2. Platform & Runtime

This is where the AI gateway operates. Responsibilities here include TLS 1.2+ encryption in transit, AES-256 encryption at rest, and the execution of the gateway logic itself. The platform must ensure that API keys are validated using SHA-256 hashing and that webhooks are signed with HMAC-SHA256 [5].

3. Data & Identity

This layer governs who can access the system and what data they can see. It involves integrating with your existing Identity Provider (IdP) via SAML/OIDC. Crucially, this is where inline PII redaction occurs—automatically stripping sensitive data from prompts before they leave your defined perimeter.

4. Policy & Compliance

The top layer involves defining the acceptable use policies, configuring the redaction rules, and maintaining the immutable audit logs. While the platform provides the mechanism for logging, the customer is responsible for defining the policies that align with their specific PSPF obligations.

"IRAP compliance is not a certificate you buy; it is an operational state you maintain. The architecture must enforce policy by default, making it mathematically impossible to bypass the governance layer."

Architecting with Songlines Gateway

To meet these stringent requirements, the architecture must place an enforcement mechanism between the user and the AI model. This is the role of the Songlines Gateway.

When a user submits a prompt, it does not go directly to the LLM. Instead, it is routed through the Gateway, where the following sequence occurs:

  1. Identity Verification: The user's session is validated against the IdP, and their RBAC permissions are checked.
  2. Policy Evaluation: The prompt is scanned against configured organisational policies (e.g., blocking queries related to restricted topics).
  3. Data Redaction: The payload is scanned for PII (names, Medicare numbers, financial data). Any identified PII is redacted or masked.
  4. Audit Logging: The original prompt, the redacted prompt, user ID, and timestamp are written to an immutable audit log.
  5. Model Routing: The safe, redacted prompt is forwarded to the appropriate model (e.g., a sovereign-hosted instance of Llama 3 or an Azure OpenAI endpoint).
  6. Response Logging: The model's response is received, logged, and returned to the user.

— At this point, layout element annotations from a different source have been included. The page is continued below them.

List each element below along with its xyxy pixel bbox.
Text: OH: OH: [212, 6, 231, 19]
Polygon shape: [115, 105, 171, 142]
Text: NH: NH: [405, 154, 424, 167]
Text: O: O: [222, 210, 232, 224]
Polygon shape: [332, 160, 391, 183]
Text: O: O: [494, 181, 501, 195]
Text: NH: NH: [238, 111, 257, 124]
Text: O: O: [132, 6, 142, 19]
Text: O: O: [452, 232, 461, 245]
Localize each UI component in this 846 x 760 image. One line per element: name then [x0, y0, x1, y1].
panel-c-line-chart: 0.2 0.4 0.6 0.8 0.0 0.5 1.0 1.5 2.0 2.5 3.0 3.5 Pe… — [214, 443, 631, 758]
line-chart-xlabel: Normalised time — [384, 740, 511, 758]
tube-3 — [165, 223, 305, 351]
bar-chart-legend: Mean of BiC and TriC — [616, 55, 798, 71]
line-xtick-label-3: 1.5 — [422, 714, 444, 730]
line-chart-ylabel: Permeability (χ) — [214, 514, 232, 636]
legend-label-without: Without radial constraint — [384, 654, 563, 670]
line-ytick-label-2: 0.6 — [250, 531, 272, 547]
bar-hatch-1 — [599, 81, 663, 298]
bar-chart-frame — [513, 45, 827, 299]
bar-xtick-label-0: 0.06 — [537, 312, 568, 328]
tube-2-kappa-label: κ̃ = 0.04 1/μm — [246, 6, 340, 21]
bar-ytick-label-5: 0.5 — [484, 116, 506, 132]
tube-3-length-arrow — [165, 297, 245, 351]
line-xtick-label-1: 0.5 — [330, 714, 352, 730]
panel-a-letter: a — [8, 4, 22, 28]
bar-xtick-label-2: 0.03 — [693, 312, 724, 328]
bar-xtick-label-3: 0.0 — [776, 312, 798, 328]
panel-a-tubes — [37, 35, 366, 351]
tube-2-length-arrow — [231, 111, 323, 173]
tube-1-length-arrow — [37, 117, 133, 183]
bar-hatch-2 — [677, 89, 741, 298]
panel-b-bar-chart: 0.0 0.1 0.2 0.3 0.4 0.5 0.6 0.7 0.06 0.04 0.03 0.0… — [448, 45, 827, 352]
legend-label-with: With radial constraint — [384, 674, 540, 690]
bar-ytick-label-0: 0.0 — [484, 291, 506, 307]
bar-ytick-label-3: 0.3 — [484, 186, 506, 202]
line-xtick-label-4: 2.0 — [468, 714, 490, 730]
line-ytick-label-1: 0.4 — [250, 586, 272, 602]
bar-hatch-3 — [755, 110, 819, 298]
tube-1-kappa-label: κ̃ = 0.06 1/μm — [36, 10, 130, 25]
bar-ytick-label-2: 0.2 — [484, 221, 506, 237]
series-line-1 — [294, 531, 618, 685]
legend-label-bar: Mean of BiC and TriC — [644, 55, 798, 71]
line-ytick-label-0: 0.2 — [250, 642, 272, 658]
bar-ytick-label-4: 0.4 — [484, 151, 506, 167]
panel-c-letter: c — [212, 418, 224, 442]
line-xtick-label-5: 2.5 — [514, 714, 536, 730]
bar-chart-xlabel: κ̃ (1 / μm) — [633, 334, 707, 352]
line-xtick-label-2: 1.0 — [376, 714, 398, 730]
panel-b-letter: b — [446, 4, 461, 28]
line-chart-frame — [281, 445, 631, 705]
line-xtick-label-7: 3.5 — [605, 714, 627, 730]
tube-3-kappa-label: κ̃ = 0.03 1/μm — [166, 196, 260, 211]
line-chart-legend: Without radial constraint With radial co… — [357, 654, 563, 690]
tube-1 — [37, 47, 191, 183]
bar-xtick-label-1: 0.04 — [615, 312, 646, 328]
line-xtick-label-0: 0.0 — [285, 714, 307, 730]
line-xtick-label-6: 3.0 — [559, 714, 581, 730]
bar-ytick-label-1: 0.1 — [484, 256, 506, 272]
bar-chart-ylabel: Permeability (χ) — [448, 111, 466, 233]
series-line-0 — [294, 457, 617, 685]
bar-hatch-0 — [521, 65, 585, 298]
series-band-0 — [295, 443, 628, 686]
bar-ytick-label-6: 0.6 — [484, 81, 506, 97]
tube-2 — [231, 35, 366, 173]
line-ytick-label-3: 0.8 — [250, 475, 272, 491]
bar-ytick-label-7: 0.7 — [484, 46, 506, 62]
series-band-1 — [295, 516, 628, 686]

Why "IRAP-Ready" is the Critical First Step

An IRAP assessment is conducted on a specific, deployed system within a specific environment. Therefore, a vendor cannot sell you an "IRAP certified" SaaS product off the shelf. They can only provide an "IRAP-assessed" or "IRAP-ready" platform [6].

An IRAP-ready platform, like Cetus AI, provides a comprehensive Compliance Evidence Package. This package maps every feature of the platform directly to the relevant ISM controls. When your agency engages an IRAP assessor, this documentation drastically reduces the time, cost, and friction of the assessment process, as the technical controls are already proven and documented.

Conclusion

Deploying AI in the Australian government sector requires moving beyond experimental wrappers to enterprise-grade, defensible architectures. By implementing an inline control layer like Songlines Gateway and adhering to a clear Shared Responsibility Model, agencies can harness the power of generative AI while maintaining strict alignment with the ISM and PSPF.


References

[1] Australian Government, "Protective Security Policy Framework (PSPF)," Attorney-General's Department, 2026.
[2] Kiteworks, "IRAP Compliance | Australian Cybersecurity Standard," Kiteworks, 2026.
[3] Australian Signals Directorate, "Information Security Manual (ISM)," ASD, 2026.
[4] Cetus AI, "Sovereign AI: A Reference Architecture for Australian Government," Cetus AI Labs, Q4 2025.
[5] Microsoft, "Australian Government Information Security Registered Assessors Program (IRAP)," Microsoft Learn, Apr 2026.
[6] UiPath, "IRAP Certification for Australian Government Security," UiPath Trust and Security, 2026.